Most of leopard seal life is about hunting. Roughly half a leopard seal's diet is made up of fish and krill, the shrimplike, pinky-length crustaceans that form the base of the Antarctic food web. Males generally also eat penguins. Females also often turn to seals, especially after producing offspring. Females typically outweigh males, at times topping 1,100 pounds and stretching to 12 feet.
And they don't always eat their kills right away.
Squirrels put food away for later. Lions kill zebras and then lay on top of them to guard against theft by other predators. Jaguars and leopards hide carcasses in trees. Leopard seals, scientists have learned, do many similar things.
One leopard seal took a dead penguin, hauled out on land with it, defended it against attacks by scavenging birds, then later ate it. "We've now got documented examples of leopard seals taking penguins, fur seals, or elephant seal pups and stashing them under rocks," Krause says. "The variety of their food caching is unprecedented."
That makes sense. Video footage from cameras scientists have attached to leopard seals have caught them swiping meals from each other underwater.
But lately humans appear perhaps to have unwittingly altered how and where some leopard seals get their meals.
Air temperatures during winter along the western Antarctic Peninsula have increased 10 degrees Fahrenheit over the last 60 or so years. Sea ice in the late 1970s covered ocean around the peninsula a full three months longer than it does today.
That matters for leopard seals because they're considered ice-obligate animals. Females haul out onto pack ice to give birth and nurse their pups. "They require that ice to be successful and they are losing that habitat," Krause says. "We've not seen evidence that they have enough flexibility to breed on land."
Scientists suspect a lack of ice floes offshore, where their preferred food—crabeater seal pups—would normally hang out, may have helped drive leopard seals to Livingston Island. There they found a steady diet of baby fur seals, which were marking their return since commercial seal-hunting brought them nearly to extinction in the 20th century.

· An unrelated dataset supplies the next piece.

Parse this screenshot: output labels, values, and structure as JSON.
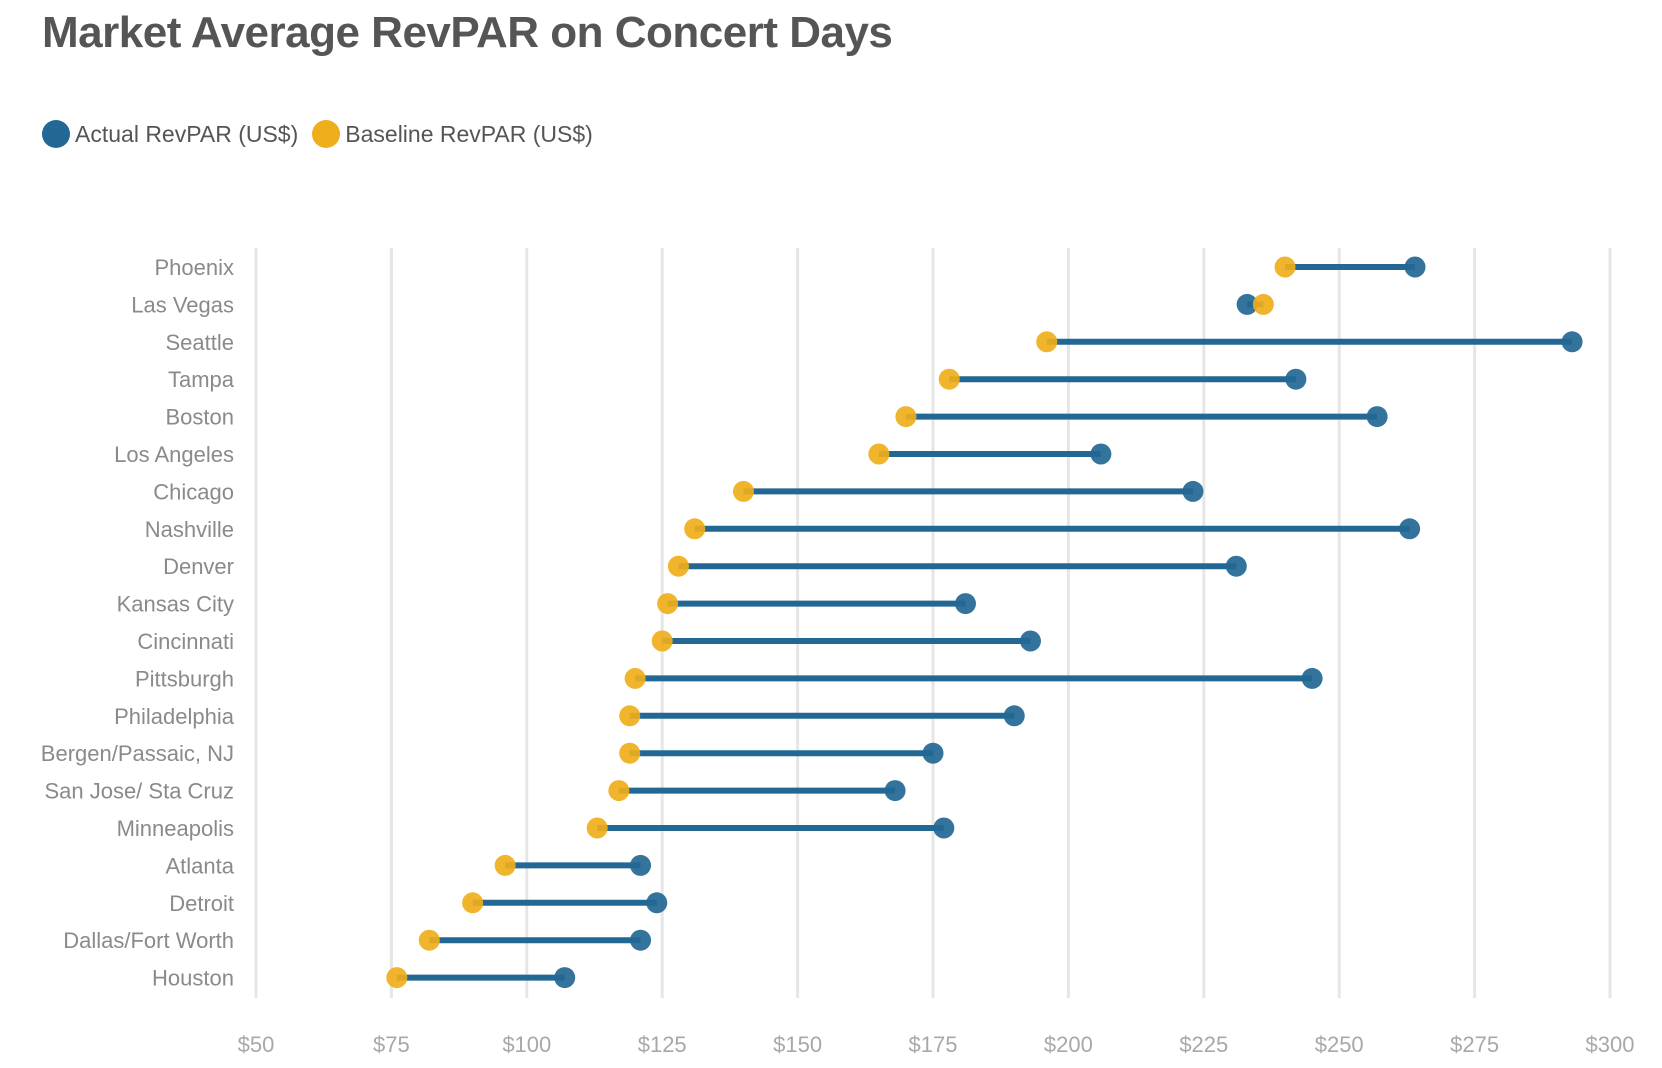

"One might see eight leopard seals foraging on pups and penguins around the cape, and then six hours later there would be another eight leopard seals foraging," Krause says.
The feeding isn't pretty, but it's pretty amazing.

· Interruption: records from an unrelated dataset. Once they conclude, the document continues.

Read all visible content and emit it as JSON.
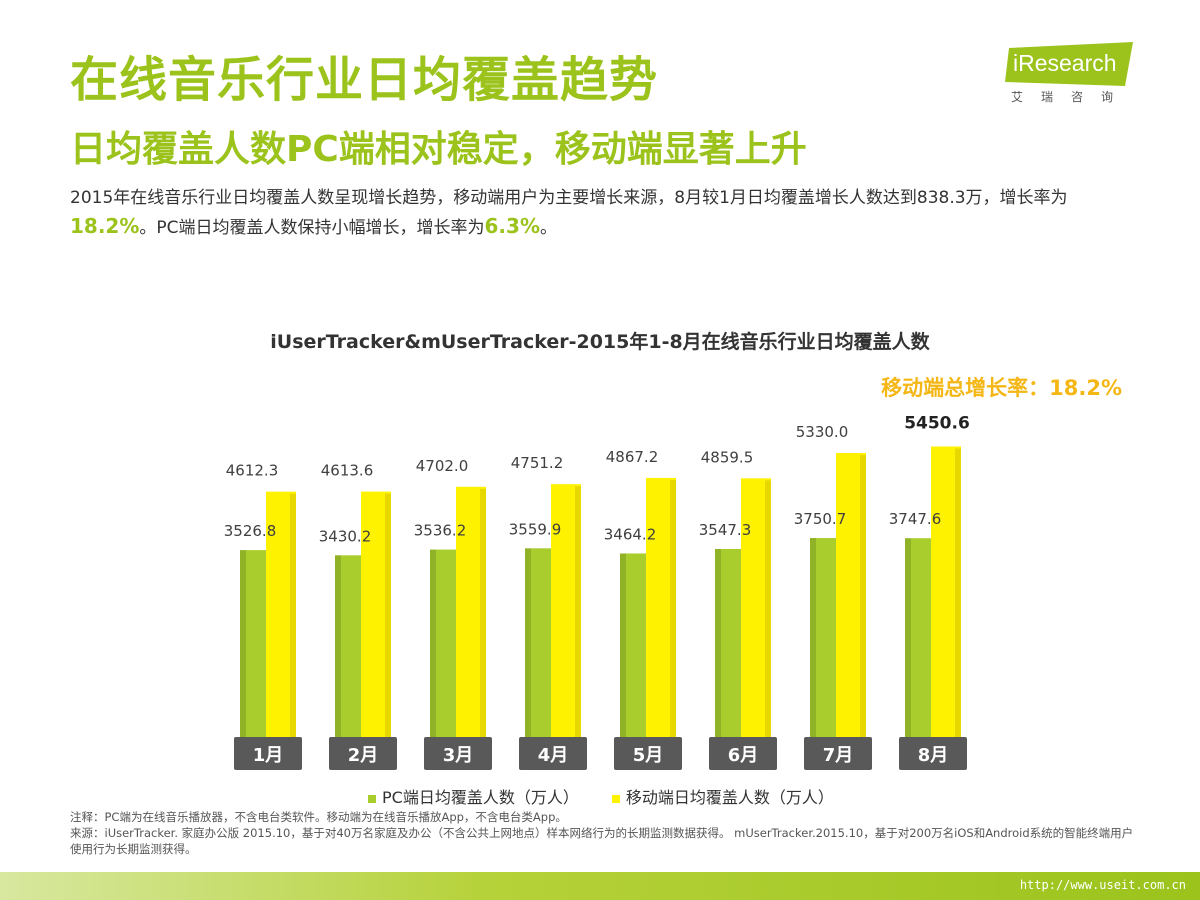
{
  "header": {
    "title": "在线音乐行业日均覆盖趋势",
    "subtitle": "日均覆盖人数PC端相对稳定，移动端显著上升",
    "desc_part1": "2015年在线音乐行业日均覆盖人数呈现增长趋势，移动端用户为主要增长来源，8月较1月日均覆盖增长人数达到838.3万，增长率为",
    "desc_hl1": "18.2%",
    "desc_part2": "。PC端日均覆盖人数保持小幅增长，增长率为",
    "desc_hl2": "6.3%",
    "desc_part3": "。"
  },
  "logo": {
    "text": "iResearch",
    "sub": "艾瑞咨询"
  },
  "growth_label": "移动端总增长率：18.2%",
  "chart_data": {
    "type": "bar",
    "title": "iUserTracker&mUserTracker-2015年1-8月在线音乐行业日均覆盖人数",
    "categories": [
      "1月",
      "2月",
      "3月",
      "4月",
      "5月",
      "6月",
      "7月",
      "8月"
    ],
    "series": [
      {
        "name": "PC端日均覆盖人数（万人）",
        "color": "#aacd2e",
        "values": [
          3526.8,
          3430.2,
          3536.2,
          3559.9,
          3464.2,
          3547.3,
          3750.7,
          3747.6
        ]
      },
      {
        "name": "移动端日均覆盖人数（万人）",
        "color": "#fff200",
        "values": [
          4612.3,
          4613.6,
          4702.0,
          4751.2,
          4867.2,
          4859.5,
          5330.0,
          5450.6
        ]
      }
    ],
    "value_labels": [
      [
        "3526.8",
        "3430.2",
        "3536.2",
        "3559.9",
        "3464.2",
        "3547.3",
        "3750.7",
        "3747.6"
      ],
      [
        "4612.3",
        "4613.6",
        "4702.0",
        "4751.2",
        "4867.2",
        "4859.5",
        "5330.0",
        "5450.6"
      ]
    ],
    "ylim": [
      0,
      6500
    ],
    "grid": false,
    "legend": "bottom"
  },
  "notes": {
    "line1": "注释：PC端为在线音乐播放器，不含电台类软件。移动端为在线音乐播放App，不含电台类App。",
    "line2": "来源：iUserTracker. 家庭办公版 2015.10，基于对40万名家庭及办公（不含公共上网地点）样本网络行为的长期监测数据获得。 mUserTracker.2015.10，基于对200万名iOS和Android系统的智能终端用户使用行为长期监测获得。"
  },
  "footer": {
    "url": "http://www.useit.com.cn"
  }
}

Baby fur seals frequently hang out in tidepools, unaware of the danger just offshore as a leopard seal suddenly appears. "If you're walking on the beach you'll see a head pop up out of nowhere—they sort of lurk, like a lion stalking its prey," Llewallen says. "If you wait long enough, you might see them launch at the pup and drag it away. Then you look up and you'll see a pup two meters in the air. After they capture the pups, they throw them and break their bones and tear them apart."
Some years, leopard seals may eat half of newborn seal pups. They've been driving down populations, on average, 11 percent per year. But in 2018, Krause and colleagues at NOAA documented the single largest annual fur seal decrease yet—more than 30 percent in one year.
What impact will this decline ultimately have on leopard seals living near the western tip of the peninsula? It's hard to say. But one of Krause's goals is also to begin using drone cameras to attempt to document their population, especially along the peninsula, where seal densities are thought to be the highest and where Antarctic sea ice is disappearing the fastest.